Very cool product. The idea is sound, and the execution in terms of UI is good IMO.

However, the relevance of your results isn't that good when the query isn't too unique. I think you'll have to work hard on disambiguation. Like Krishna commented above, the signal to noise ratio is important, and when the topic queried on is ambiguous, there's a lot on the page that isn't relevant to me.

I'm really interested on how you're figuring out which applications are relevant to the topic. I had a related problem in my startup (hivesight.com), and would love to compare solutions.


> the Kosmix approach does not work for every query ... How do we make the distinction clear in the product itself? Can we carve out a separate niche from search engines?

Get acquired by Microsoft or Google and let them worry about when it works :)

Jason Adams

Being able to submit feedback on each part of the results would be nice. "Was this page helpful?" I have found that some parts are very helpful and others are so wrong I hesitate to say the page was helpful at all. If I could pinpoint the part that wasn't helpful and reinforce the part that was, I'd be more willing to provide feedback after searching.

Anand Rajaraman

Jason: That's a great observation. We plan to allow feedback on parts of the page shortly. Agree it would be very useful.

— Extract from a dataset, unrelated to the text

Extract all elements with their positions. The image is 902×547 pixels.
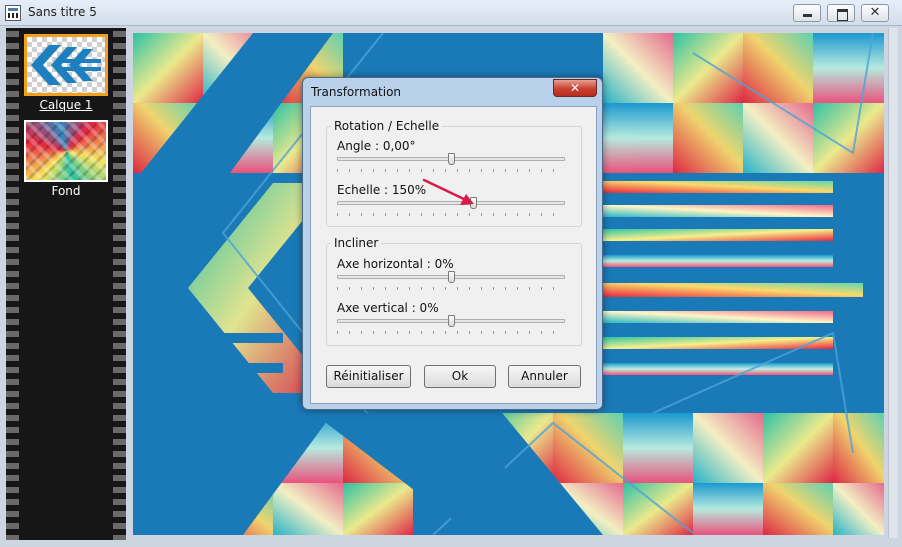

The problem we're solving is fundamentally different from search

No, it's not fundamentally different from search. It is fundamentally different from what search has become over the past 5 or 10 years. But prior to the rise of internet search engines, "search" itself, as a discipline or field of study (i.e. "information retrieval") did include exactly what you are doing here.


Wow, this is such a cool product. It has features that are similar to Clutsy.com which I have started using (It has a two dimesional model). I'm keen to see how this product will be developing and will definitely be making more use of it as I get very irritated with search engiens like Google - with their poor relevancy sometimes.

The comments to this entry are closed.